Smart energy names the techniques and technologies needed to manage energy flows and energy supply and demand when energy generation and energy storage are as distributed as energy consumption is today. During the early years of distributed energy, distributed energy resources were so small as to be losable in the noise of the grid. Installations were treated by utilities as if they were just another utility installation. This design approach has become the single largest barrier to distributed energy. So when are we going to get smart about distributed energy?

Grid assets are managed by central control. This only works so long as the assets are central and the assets are centrally owned. Distributed assets should have distributed ownership. Their purpose is often local, and the local owner has their own reasons for deploying them. As I have written before, today’s integration techniques actually discourage distributed storage. Distributed storage may be the single most critical requirement for smart energy to succeed. 

The first generation of PV consultants are so focused on the utility that they do not even know why the consumer is installing the system. Their reports to potential customers emphasize gaining payments from the utilities over obtaining on-site benefits. The reported risks to the customer are regulatory, i.e., will the local commission hold firm in forcing the utility to pay these rates. Even financial matters look to the utility: will utility throttling of generation interfere with PV as an annuity.

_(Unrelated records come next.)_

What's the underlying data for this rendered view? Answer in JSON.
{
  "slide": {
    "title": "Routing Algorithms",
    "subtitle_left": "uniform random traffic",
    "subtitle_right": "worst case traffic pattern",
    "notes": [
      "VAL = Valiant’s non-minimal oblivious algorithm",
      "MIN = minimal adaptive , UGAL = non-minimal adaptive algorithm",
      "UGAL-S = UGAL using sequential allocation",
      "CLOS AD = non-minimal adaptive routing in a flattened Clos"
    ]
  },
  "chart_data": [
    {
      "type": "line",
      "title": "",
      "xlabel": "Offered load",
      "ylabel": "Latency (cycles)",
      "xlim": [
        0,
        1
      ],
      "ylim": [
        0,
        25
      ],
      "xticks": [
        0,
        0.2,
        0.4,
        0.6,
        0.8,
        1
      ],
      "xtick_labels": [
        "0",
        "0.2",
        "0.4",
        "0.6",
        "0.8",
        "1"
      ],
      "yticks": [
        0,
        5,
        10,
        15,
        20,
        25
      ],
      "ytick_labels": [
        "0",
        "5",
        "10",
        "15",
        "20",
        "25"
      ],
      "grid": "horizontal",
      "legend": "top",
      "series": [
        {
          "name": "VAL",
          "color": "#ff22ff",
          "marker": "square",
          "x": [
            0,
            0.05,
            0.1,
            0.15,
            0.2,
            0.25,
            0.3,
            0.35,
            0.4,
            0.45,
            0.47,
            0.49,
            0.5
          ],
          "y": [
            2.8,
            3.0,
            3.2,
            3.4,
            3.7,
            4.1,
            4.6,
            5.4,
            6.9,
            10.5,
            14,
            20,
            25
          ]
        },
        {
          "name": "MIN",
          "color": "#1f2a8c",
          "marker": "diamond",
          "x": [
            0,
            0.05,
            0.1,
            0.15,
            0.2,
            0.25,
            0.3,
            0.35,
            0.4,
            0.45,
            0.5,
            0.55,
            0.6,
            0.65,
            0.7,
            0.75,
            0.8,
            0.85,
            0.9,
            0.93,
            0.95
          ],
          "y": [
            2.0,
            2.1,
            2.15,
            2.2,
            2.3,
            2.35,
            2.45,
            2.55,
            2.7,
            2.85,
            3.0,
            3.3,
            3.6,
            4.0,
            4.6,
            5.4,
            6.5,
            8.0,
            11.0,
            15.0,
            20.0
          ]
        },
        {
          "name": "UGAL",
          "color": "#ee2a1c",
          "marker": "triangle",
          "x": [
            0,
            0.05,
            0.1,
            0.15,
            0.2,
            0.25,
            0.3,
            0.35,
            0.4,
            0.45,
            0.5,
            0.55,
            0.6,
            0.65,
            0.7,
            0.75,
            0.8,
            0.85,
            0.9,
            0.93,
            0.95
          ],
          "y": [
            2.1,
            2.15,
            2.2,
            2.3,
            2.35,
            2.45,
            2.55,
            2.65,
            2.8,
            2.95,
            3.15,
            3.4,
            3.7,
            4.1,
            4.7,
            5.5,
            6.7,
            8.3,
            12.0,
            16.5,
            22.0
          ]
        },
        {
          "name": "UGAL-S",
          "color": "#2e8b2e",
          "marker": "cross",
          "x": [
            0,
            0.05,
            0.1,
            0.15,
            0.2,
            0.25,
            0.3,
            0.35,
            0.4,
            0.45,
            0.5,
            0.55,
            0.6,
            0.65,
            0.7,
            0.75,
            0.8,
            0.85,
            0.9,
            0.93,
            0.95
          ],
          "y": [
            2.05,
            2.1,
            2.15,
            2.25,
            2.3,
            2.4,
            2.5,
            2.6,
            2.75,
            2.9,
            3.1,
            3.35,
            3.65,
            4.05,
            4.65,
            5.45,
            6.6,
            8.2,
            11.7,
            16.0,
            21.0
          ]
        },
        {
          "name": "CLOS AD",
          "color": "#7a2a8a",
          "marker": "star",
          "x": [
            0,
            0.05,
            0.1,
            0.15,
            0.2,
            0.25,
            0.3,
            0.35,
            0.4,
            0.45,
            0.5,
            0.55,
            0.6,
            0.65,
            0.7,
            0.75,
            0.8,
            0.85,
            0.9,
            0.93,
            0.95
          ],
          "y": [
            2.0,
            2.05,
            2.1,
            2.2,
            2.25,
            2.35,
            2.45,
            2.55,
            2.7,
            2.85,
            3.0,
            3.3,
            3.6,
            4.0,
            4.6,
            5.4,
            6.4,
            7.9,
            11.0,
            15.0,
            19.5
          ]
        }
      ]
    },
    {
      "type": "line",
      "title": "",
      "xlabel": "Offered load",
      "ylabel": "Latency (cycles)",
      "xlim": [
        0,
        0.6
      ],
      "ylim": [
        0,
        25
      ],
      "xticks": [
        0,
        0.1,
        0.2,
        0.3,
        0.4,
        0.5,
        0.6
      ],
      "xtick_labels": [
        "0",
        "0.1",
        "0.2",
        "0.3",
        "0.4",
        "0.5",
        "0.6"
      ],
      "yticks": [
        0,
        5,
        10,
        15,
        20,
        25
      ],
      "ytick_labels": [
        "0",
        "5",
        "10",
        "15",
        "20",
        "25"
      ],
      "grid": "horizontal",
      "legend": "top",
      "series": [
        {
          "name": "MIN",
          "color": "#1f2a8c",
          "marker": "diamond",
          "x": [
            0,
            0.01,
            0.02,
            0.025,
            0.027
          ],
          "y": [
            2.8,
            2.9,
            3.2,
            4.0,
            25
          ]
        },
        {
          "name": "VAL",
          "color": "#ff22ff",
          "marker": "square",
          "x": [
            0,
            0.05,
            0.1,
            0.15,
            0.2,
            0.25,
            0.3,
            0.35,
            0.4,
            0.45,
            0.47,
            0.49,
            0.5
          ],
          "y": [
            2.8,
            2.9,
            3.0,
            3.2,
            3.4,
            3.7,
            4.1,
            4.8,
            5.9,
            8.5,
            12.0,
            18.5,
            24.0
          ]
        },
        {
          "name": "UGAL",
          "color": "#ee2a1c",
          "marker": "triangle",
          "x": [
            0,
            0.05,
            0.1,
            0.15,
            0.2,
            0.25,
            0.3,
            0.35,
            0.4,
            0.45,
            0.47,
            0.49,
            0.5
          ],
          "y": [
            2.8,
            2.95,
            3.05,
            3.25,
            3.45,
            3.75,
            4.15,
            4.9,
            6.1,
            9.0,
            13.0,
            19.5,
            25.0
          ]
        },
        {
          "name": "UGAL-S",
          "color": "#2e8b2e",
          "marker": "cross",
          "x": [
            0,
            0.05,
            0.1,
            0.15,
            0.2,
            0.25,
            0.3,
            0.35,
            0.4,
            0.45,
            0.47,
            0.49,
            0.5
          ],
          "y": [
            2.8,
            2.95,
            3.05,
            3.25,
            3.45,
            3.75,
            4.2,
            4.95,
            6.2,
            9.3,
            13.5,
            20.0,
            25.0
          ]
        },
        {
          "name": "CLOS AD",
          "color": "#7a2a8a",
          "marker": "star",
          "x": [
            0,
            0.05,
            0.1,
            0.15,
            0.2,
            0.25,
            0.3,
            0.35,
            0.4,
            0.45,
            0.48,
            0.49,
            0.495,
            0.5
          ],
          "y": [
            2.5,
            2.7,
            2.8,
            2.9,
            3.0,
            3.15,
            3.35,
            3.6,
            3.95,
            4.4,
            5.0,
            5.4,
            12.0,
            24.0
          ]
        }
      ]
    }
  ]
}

When asked about local benefits, of self-sufficiency and of resilience and of local control, few of the first-generation consultants have any answers. They look discomfited for a minute, they go back to reciting interconnect rules. From their actions, one would induce that they see no value to the site at all, merely an opportunity to loot the public weal.

This looking to the utility reduces the value proposition to the customer. The central control model reduces innovation in systems. As many realized after Sandy, forward assets of a central authority are of no use after a crisis. Without central control, they simply turn off.

The answer is to turn this model on its head. Smart energy manages from the edges, not from the center. Smart energy treats homes and commercial buildings as microgrids responsible for their own power. Each of these microgrids is a node within its neighborhood, able and willing to share its excess power as needed. A microgrid that contains generation or storage may even decide to serve those neighborhood needs before those of its constituent nodes. Those decisions, though, must be negotiated using sound market approaches.

If Solar consultants would start acting as if they believe solar energy is a good idea for the customer, and not just a way to extract regulatory rents then solar installations would increase. Until they do so, every installation will take longer, and cost more, than it should. Customers currently in the process find the solar consultants, and their regulatory-centric models, to be the biggest barrier to installations.